Monday, June 20, 2005

Love that's fresh and still unspoiled, love that's only slightly soiled

MONICA: There've been a million articles where people refer to you as the Cole Porter of your generation.
STEPHIN: Actually, I'm not big on Cole Porter. And I don't think comparison is a good idea -- it's misleading. But Cole Porter is shorthand for a good lyricist, so I take it as a compliment.

(from an interview by Monica Lynch, Index Magazine)

It has come to the point where every other article or music review related to Merritt brings up the Cole Porter comparison, and it's obvious that he is a bit weary of it. Despite saying he's "not big on Cole Porter" and calling Porter's songs "formulaic," he has cited the songwriter in several of his best-of lists. While Merritt says that Porter is "shorthand for a good lyricist," I'd go a bit further and say that it's shorthand for a clever lyricist. I can hear Merritt grumbling, miles away, "Clever? *sip of tea* *long pause* Nonsense."

STEPHIN: Cole Porter was cheating on his songs that people think of as having great lyrics. "You're the Top," etc. They're list songs. Anybody can write a list song.

Sure, that may be true, but there are bad list songs and good list songs, and I would say that Merritt's "Technical (You're So)," "Alien Being," and "Fear of Trains" fall in the latter category.

So, Cole Porter. Born into a rich family, Porter had a childhood filled with music lessons, and he even went on to study music at Harvard, before serving in the French Foreign Legion. He led the life of a playboy while in Paris and met his future wife, Linda Lee Thomas, there. Everyone points out that Porter was bisexual, and this often comes up when comparing him to Merritt, who is openly gay, but this is an irrelevant point. From the late 20s through the 50s, he scored numbers of successful musicals and films, among them Anything Goes, High Society, and Kiss Me, Kate.

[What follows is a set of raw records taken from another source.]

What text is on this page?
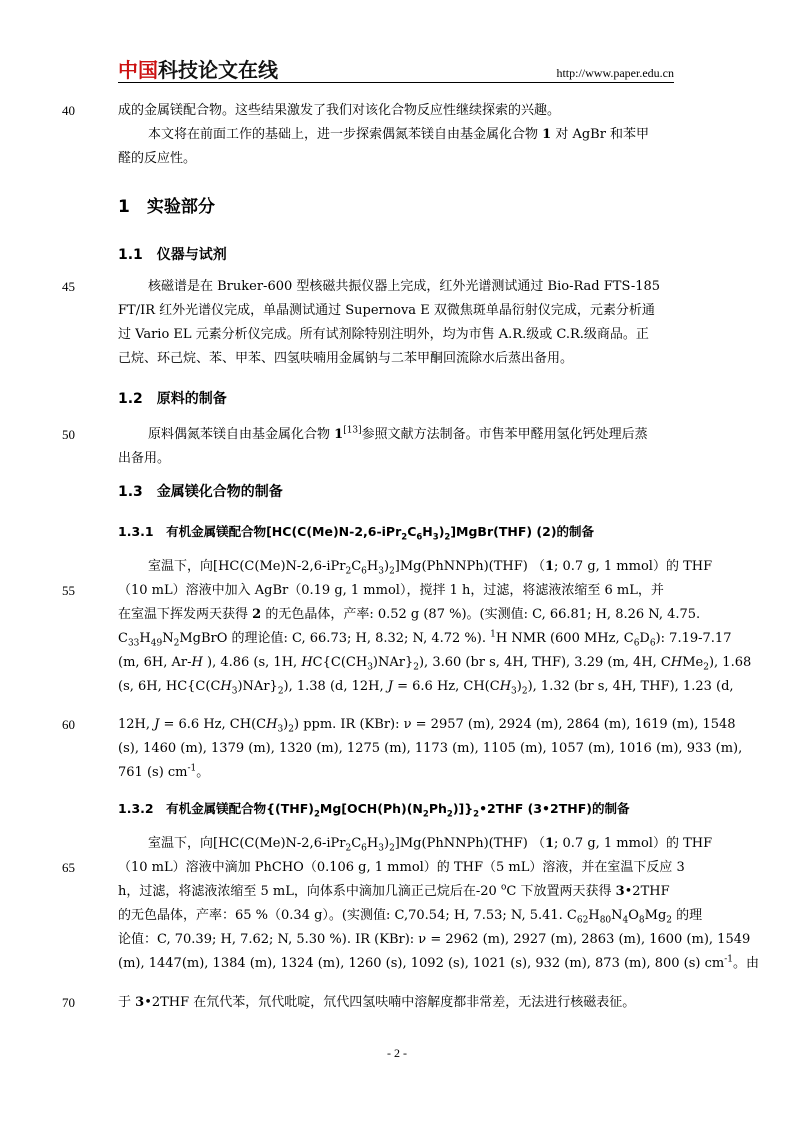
中国科技论文在线	http://www.paper.edu.cn
40
45
50
55
60
65
70
成的金属镁配合物。这些结果激发了我们对该化合物反应性继续探索的兴趣。
本文将在前面工作的基础上，进一步探索偶氮苯镁自由基金属化合物 1 对 AgBr 和苯甲
醛的反应性。
1　实验部分
1.1　仪器与试剂
核磁谱是在 Bruker-600 型核磁共振仪器上完成，红外光谱测试通过 Bio-Rad FTS-185
FT/IR 红外光谱仪完成，单晶测试通过 Supernova E 双微焦斑单晶衍射仪完成，元素分析通
过 Vario EL 元素分析仪完成。所有试剂除特别注明外，均为市售 A.R.级或 C.R.级商品。正
己烷、环己烷、苯、甲苯、四氢呋喃用金属钠与二苯甲酮回流除水后蒸出备用。
1.2　原料的制备
原料偶氮苯镁自由基金属化合物 1[13]参照文献方法制备。市售苯甲醛用氢化钙处理后蒸
出备用。
1.3　金属镁化合物的制备
1.3.1　有机金属镁配合物$[HC(C(Me)N-2,6-iPr_2C_6H_3)_2]MgBr(THF)$ (2)的制备
室温下，向$[HC(C(Me)N-2,6-iPr_2C_6H_3)_2]Mg(PhNNPh)(THF)$ （1; 0.7 g, 1 mmol）的 THF
（10 mL）溶液中加入 AgBr（0.19 g, 1 mmol），搅拌 1 h，过滤，将滤液浓缩至 6 mL，并
在室温下挥发两天获得 2 的无色晶体，产率: 0.52 g (87 %)。(实测值: C, 66.81; H, 8.26 N, 4.75.
$C_{33}H_{49}N_2MgBrO$ 的理论值: C, 66.73; H, 8.32; N, 4.72 %). $^1$H NMR (600 MHz, $C_6D_6$): 7.19-7.17
(m, 6H, Ar-H ), 4.86 (s, 1H, $HC\{C(CH_3)NAr\}_2$), 3.60 (br s, 4H, THF), 3.29 (m, 4H, CHMe$_2$), 1.68
(s, 6H, $HC\{C(CH_3)NAr\}_2$), 1.38 (d, 12H, J = 6.6 Hz, $CH(CH_3)_2$), 1.32 (br s, 4H, THF), 1.23 (d,
12H, J = 6.6 Hz, $CH(CH_3)_2$) ppm. IR (KBr): ν = 2957 (m), 2924 (m), 2864 (m), 1619 (m), 1548
(s), 1460 (m), 1379 (m), 1320 (m), 1275 (m), 1173 (m), 1105 (m), 1057 (m), 1016 (m), 933 (m),
761 (s) $cm^{-1}$。
1.3.2　有机金属镁配合物$\{(THF)_2Mg[OCH(Ph)(N_2Ph_2)]\}_2•2THF$ (3•2THF)的制备
室温下，向$[HC(C(Me)N-2,6-iPr_2C_6H_3)_2]Mg(PhNNPh)(THF)$ （1; 0.7 g, 1 mmol）的 THF
（10 mL）溶液中滴加 PhCHO（0.106 g, 1 mmol）的 THF（5 mL）溶液，并在室温下反应 3
h，过滤，将滤液浓缩至 5 mL，向体系中滴加几滴正己烷后在-20 $^o$C 下放置两天获得 3•2THF
的无色晶体，产率：65 %（0.34 g）。(实测值: C,70.54; H, 7.53; N, 5.41. $C_{62}H_{80}N_4O_8Mg_2$ 的理
论值：C, 70.39; H, 7.62; N, 5.30 %). IR (KBr): ν = 2962 (m), 2927 (m), 2863 (m), 1600 (m), 1549
(m), 1447(m), 1384 (m), 1324 (m), 1260 (s), 1092 (s), 1021 (s), 932 (m), 873 (m), 800 (s) $cm^{-1}$。由
于 3•2THF 在氘代苯，氘代吡啶，氘代四氢呋喃中溶解度都非常差，无法进行核磁表征。
- 2 -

Merritt describes the final song of 69 Love Songs, "Zebra," as being "...more or less a Cole Porter parody [...] It's taken to extremes. The couple actually own everything in the world." True, Merritt is clearly poking fun at the leisurely lifestyles of the wealthy, and possibly Porter himself. "Almost every songwriter you've ever heard grew up rich and spoiled, actually. That's how people can afford to become songwriters."

Listed as Merritt's favorite song of 1930, "Love for Sale" shows the slyly suggestive side of Porter. This version is by Julie London whose Sings Cole Porter album is held in the same regard as Pet Sounds and Sgt. Pepper by Merritt, as cited in the 69 Love Songs interview booklet. Ella Fitzgerald, beloved by Merritt and "one of the major singers of the twentieth century," sings the second track this week, "I'm Always True to You in My Fashion," a song that bears certain similarities to "The Luckiest Guy on the Lower East Side" in my opinion.


Anonymous donal Sarsfield said...

can i just say how much i thoroughly enjoy reading your blogg -> well thought out/researched informative helpful and fun to read- You could have taken any number of routes with the Porter post (!) but kept it to the point and clear ----- if only there were more sites like this.... keep up the fantastic work - looking forward to many more Tuesday updates...

a dedicated reader...

Donal Sarsfield

7:13 PM  
Blogger Ernest said...

Thanks! It's a lot of fun to write, and I'm glad you enjoy it.